# Question about some kninda cymbal



## defchime (Sep 27, 2008)

im a guitarist so i have no idea the correct terms for any of this so sorry...

im looking to buy my drummer a couple cymbals ..i wanna get a china cymbal for hopefully less than $50 and 2 or 3 of those little tea cup cymbals...

i know what china cymbals are and which one im probly goinna get, but as for the little tea cup cymbals i have no idea how much they cost or anything like that...by tea cup i mean like the little cymbal that job for a cowboy and white chapel uses, its hardly used but i think it would be cool to have a couple different sounding ones and using a bunch in the breakdown of a crazy heavy riff and some sick vocals.

ill get the video link to youtube of a job song that uses the tea cup symbol....you can listen to the whole song but the teacup cymbal comes in at 1:45 for like 2 secconds...its a clear shot of it being hit

heres the link:


thank you,


----------



## Popsyche (Sep 27, 2008)

I didn't watch the vid, but try looking up Zil-bel, and see if that isn't what you want.


----------



## awesomeaustin (Sep 27, 2008)

You can get a Wuhan china for somewhere around or less than $50 depending on size. 16" to 18" inch is usually the standard. I perfer smaler cymbals but 18" sounds massive. the small "tea cups" are called bells, Meinl and Zildjian have them. Meinls are my favorite and they are around $50-$60 each. I have used both Wuhan chinas and Meinl bells in the studio and live, and they both rock. the wuhans are a little on the thin and brittle side, but the have a one year free replacement warranty thats only good once, but they are pretty cheap, so.

Wuhan:
http://drums-percussion.musiciansfriend.com/product/Wuhan-China-Cymbal?sku=442700

Meinl Bell:
http://drums-percussion.musiciansfriend.com/product/Meinl-Classics-Medium-Bell?sku=449947


----------



## kristallin (Sep 27, 2008)

If you're looking for a good china cymbal don't look for a certain brand (personally I go for Paiste or Meinl), but keep the best recording of a china cymbal in mind: The Cure's Just Like Heaven - it's the only cymbal used in the song.



The best bell cymbals are made by Paiste, the 13" Mega Cup Chime sounds like you're ringing in the coming of the Apocalypse.


----------



## Jason (Sep 27, 2008)

Popsyche said:


> I didn't watch the vid, but try looking up Zil-bel, and see if that isn't what you want.



Yeah it's a zil bell.  It's basically the bell of a ride cymbal.(ride cymbal are the very large pingy jazzy type)


----------



## JJ Rodriguez (Sep 27, 2008)

Personally, I hate Wuhan china's.
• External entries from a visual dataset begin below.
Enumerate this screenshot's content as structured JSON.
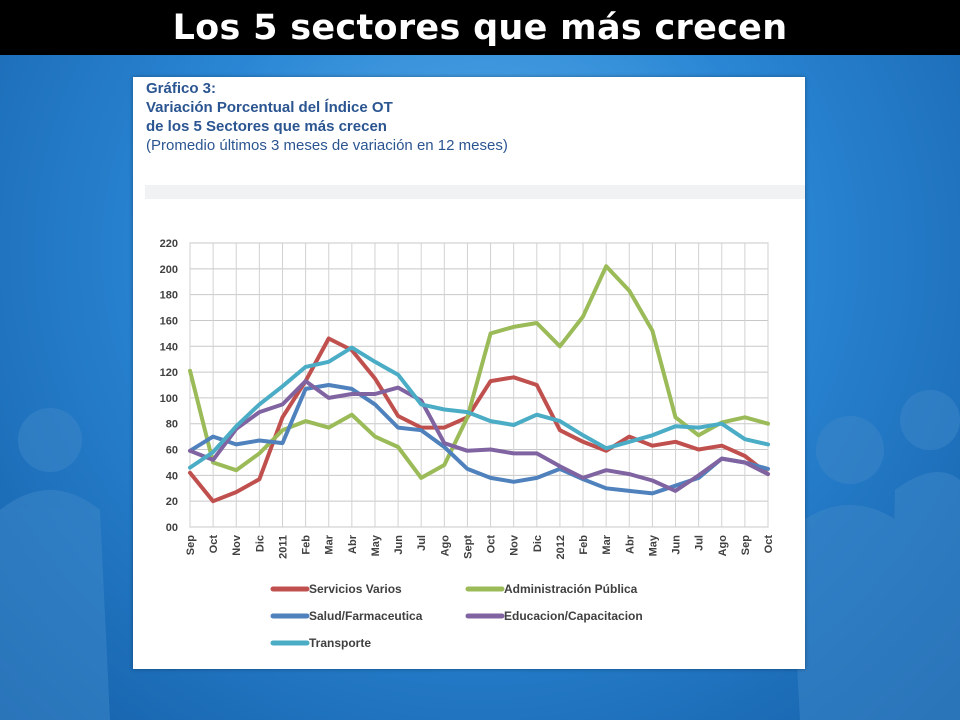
{
  "slide": {
    "title": "Los 5 sectores que más crecen"
  },
  "chart_header": {
    "label": "Gráfico 3:",
    "line1": "Variación Porcentual del Índice OT",
    "line2": "de los 5 Sectores que más crecen",
    "subtitle": "(Promedio últimos 3 meses de variación en 12 meses)"
  },
  "chart_data": {
    "type": "line",
    "categories": [
      "Sep",
      "Oct",
      "Nov",
      "Dic",
      "2011",
      "Feb",
      "Mar",
      "Abr",
      "May",
      "Jun",
      "Jul",
      "Ago",
      "Sept",
      "Oct",
      "Nov",
      "Dic",
      "2012",
      "Feb",
      "Mar",
      "Abr",
      "May",
      "Jun",
      "Jul",
      "Ago",
      "Sep",
      "Oct"
    ],
    "ylim": [
      0,
      220
    ],
    "yticks": [
      "00",
      "20",
      "40",
      "60",
      "80",
      "100",
      "120",
      "140",
      "160",
      "180",
      "200",
      "220"
    ],
    "grid": true,
    "legend_position": "bottom",
    "series": [
      {
        "name": "Servicios Varios",
        "color": "#c0504d",
        "values": [
          42,
          20,
          27,
          37,
          85,
          113,
          146,
          137,
          115,
          86,
          77,
          77,
          85,
          113,
          116,
          110,
          75,
          66,
          59,
          70,
          63,
          66,
          60,
          63,
          55,
          41
        ]
      },
      {
        "name": "Administración Pública",
        "color": "#9bbb59",
        "values": [
          121,
          50,
          44,
          57,
          75,
          82,
          77,
          87,
          70,
          62,
          38,
          48,
          85,
          150,
          155,
          158,
          140,
          163,
          202,
          183,
          152,
          85,
          71,
          81,
          85,
          80
        ]
      },
      {
        "name": "Salud/Farmaceutica",
        "color": "#4f81bd",
        "values": [
          59,
          70,
          64,
          67,
          65,
          107,
          110,
          107,
          95,
          77,
          75,
          62,
          45,
          38,
          35,
          38,
          45,
          37,
          30,
          28,
          26,
          32,
          38,
          53,
          50,
          45
        ]
      },
      {
        "name": "Educacion/Capacitacion",
        "color": "#8064a2",
        "values": [
          59,
          52,
          76,
          89,
          95,
          113,
          100,
          103,
          103,
          108,
          98,
          65,
          59,
          60,
          57,
          57,
          47,
          38,
          44,
          41,
          36,
          28,
          40,
          53,
          50,
          41
        ]
      },
      {
        "name": "Transporte",
        "color": "#4bacc6",
        "values": [
          46,
          58,
          78,
          95,
          109,
          124,
          128,
          139,
          128,
          118,
          95,
          91,
          89,
          82,
          79,
          87,
          82,
          71,
          61,
          66,
          71,
          78,
          77,
          80,
          68,
          64
        ]
      }
    ]
  }
}
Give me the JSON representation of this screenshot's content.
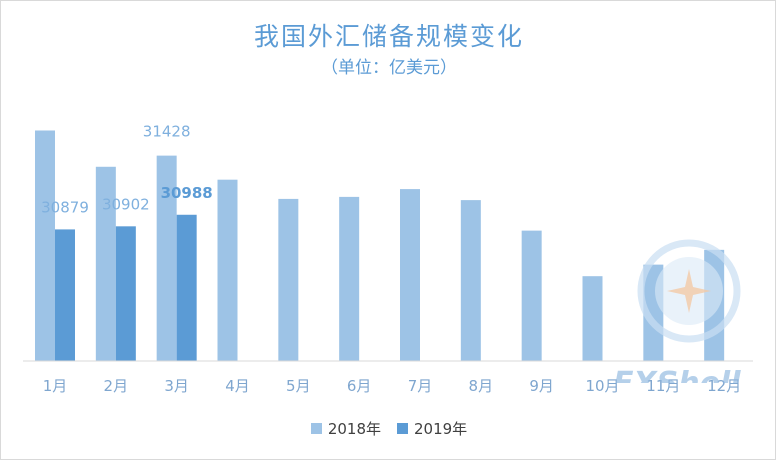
{
  "chart_data": {
    "type": "bar",
    "title": "我国外汇储备规模变化",
    "subtitle": "（单位：亿美元）",
    "categories": [
      "1月",
      "2月",
      "3月",
      "4月",
      "5月",
      "6月",
      "7月",
      "8月",
      "9月",
      "10月",
      "11月",
      "12月"
    ],
    "series": [
      {
        "name": "2018年",
        "color": "#9dc3e6",
        "values": [
          31615,
          31345,
          31428,
          31249,
          31106,
          31121,
          31179,
          31097,
          30870,
          30531,
          30617,
          30727
        ]
      },
      {
        "name": "2019年",
        "color": "#5b9bd5",
        "values": [
          30879,
          30902,
          30988,
          null,
          null,
          null,
          null,
          null,
          null,
          null,
          null,
          null
        ]
      }
    ],
    "data_labels": [
      {
        "series": 0,
        "index": 2,
        "text": "31428"
      },
      {
        "series": 1,
        "index": 0,
        "text": "30879"
      },
      {
        "series": 1,
        "index": 1,
        "text": "30902"
      },
      {
        "series": 1,
        "index": 2,
        "text": "30988"
      }
    ],
    "ylim": [
      29900,
      31760
    ],
    "grid": false,
    "legend_position": "bottom"
  },
  "watermark": {
    "text": "FXShell",
    "color": "#8fb7e0"
  }
}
I had 2 of them and I hated the way they sounded  People rave about them and the bang for buck, but I just couldn't get into them. I had a hand hammered Sabian one that was amazing that my friend gave me because it had a crack developing on the edge  Unfortunately, my old band's drummer destroyed it because I let them use my cymbals because they were poor and couldn't afford shit


----------



## defchime (Sep 28, 2008)

ya my drummer is going to get the zildjian pitch black series cymbals for christmas...so i dont need to buy a china...i am going to look at the bells at guitar center next week


----------



## kristallin (Sep 28, 2008)

defchime said:


> ya my drummer is going to get the zildjian pitch black series cymbals for christmas...so i dont need to buy a china...i am going to look at the bells at guitar center next week



Hands off those pie plates, dude, Zidjian has never been good at copying Paiste, and the pitch black series is very evident. Have a look at the Paiste Black Alphas instead. Paiste's being doing the colored cymbals since the 80s, they know what they're doing.


----------



## Sweetmiracle512 (Sep 30, 2008)

I wouldn't suggest those Pitch black cymbals either. I tapped a few at a local GC and they sounded like dead metal. A good cheap version of a Zil-bel is LP's ice bells. They sound as good just without the super long ringing.


----------



## awesomeaustin (Oct 2, 2008)

From Zildjian, about the Pitch Black Line
"We then developed a proprietary coating process which allows the cymbal to be durable and strikingly beautiful yet still open up like a cymbal should."


Ok... So you powder coated it?


Those are trash, have him get a good set of Meinl's or Sabian's. Both companies have 2 year warranties on their cymbals, Zildjian I believe still only does 1 year. AND... Meinl's is unconditional!


----------



## kristallin (Oct 2, 2008)

awesomeaustin said:


> From Zildjian, about the Pitch Black Line
> "We then developed a proprietary coating process which allows the cymbal to be durable and strikingly beautiful yet still open up like a cymbal should."
> 
> 
> ...



Meinls freakin' rule, my set of Byzance cymbals will never leave my possession, and I still have a set of Raker hihats that I've had for 20 years! As for Zildjian, they couldn't figure out how Paiste's been doing the colorcoating for the last 30 years, so they just spraypaint 'em. At least that's what they sound like. 
Paiste's coating takes a little of the overtones away, making the sound a little drier, which is awesome for studio use as well as live when you're playing for diva vocalists.


----------